The wine list is short but capable of producing for pounds 15 an exceptionally good 1991 Hamilton Russell pinot noir from South Africa. It would be wonderful if this expertise with pinot noir, a tricky grape, had been directly handed down from the Huguenots, because the wine had a distinctly French-style farmyard charm. However, I would bet a bottle or two of the stuff that this particular wine owes its funky elegance less to the French and more to the Californians.
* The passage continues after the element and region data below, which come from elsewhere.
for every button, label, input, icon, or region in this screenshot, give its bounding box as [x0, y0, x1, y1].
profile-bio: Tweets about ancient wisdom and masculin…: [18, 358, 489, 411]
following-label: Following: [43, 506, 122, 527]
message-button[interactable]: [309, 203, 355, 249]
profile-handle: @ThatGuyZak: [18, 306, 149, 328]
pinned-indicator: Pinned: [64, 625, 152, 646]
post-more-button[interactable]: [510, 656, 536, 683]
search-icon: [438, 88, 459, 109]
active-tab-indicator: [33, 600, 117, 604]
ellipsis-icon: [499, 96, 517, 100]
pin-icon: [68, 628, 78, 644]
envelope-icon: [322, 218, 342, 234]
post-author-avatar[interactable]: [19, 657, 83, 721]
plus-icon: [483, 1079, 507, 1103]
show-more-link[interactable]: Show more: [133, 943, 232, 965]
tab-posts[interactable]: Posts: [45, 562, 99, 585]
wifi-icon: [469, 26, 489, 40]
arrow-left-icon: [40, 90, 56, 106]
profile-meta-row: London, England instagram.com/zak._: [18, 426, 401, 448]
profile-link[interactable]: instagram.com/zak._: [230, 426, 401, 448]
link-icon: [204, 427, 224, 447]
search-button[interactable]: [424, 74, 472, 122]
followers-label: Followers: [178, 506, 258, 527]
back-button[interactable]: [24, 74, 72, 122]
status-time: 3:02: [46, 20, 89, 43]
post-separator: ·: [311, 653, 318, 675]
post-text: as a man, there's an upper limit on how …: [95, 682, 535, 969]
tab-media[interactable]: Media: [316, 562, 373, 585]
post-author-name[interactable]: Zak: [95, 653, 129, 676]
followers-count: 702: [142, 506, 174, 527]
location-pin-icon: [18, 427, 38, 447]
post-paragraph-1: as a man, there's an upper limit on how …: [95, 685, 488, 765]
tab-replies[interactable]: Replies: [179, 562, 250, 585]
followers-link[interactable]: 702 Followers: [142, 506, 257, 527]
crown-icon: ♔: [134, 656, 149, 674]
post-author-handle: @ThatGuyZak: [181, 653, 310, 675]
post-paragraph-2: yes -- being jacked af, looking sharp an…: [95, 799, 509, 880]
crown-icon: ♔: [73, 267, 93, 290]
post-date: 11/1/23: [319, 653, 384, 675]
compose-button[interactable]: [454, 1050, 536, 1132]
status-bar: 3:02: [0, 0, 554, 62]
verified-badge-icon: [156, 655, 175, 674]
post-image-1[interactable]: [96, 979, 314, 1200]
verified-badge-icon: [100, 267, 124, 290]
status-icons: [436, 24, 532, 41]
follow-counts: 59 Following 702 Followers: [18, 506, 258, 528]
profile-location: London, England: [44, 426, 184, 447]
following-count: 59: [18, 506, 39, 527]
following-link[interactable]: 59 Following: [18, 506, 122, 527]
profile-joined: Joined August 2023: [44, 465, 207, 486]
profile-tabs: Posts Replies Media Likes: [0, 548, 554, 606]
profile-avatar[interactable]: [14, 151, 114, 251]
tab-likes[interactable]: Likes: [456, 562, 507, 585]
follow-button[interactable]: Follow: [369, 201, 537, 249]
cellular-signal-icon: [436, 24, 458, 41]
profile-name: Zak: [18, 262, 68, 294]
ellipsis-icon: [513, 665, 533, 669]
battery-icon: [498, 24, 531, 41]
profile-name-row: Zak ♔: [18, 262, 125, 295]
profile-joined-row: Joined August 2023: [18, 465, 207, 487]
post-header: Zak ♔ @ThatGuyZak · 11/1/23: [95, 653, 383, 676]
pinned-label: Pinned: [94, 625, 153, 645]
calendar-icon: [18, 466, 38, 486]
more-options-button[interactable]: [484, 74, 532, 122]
But attempt such winespeak at Chadwick's at your peril. It is packed with Yorkshire types whose explosive laughter could blow an airy oenophile south of Kent. We sat next to a party of young women with broad Middlesbrough accents. One, a little in her cups, was trying to describe an acquaintance. 'She's so common,' she began. 'I mean so common, I mean soooo common, why she's more common than me]'

What else to say about the right restaurant in the wrong county? I wish I lived in North Yorkshire.

D P Chadwick's, 104b Yarm High Street, Yarm, Cleveland (0642 788558). Open Tues-Sat 11.30am-9.30pm (last orders). Children welcome; special portions on request. Vegetarian meals. Blue Note jazz on hi-fi system. Light meals pounds 4-pounds 7, three courses, wine, coffee, service and VAT from pounds 20-pounds 30. Cash and cheques only.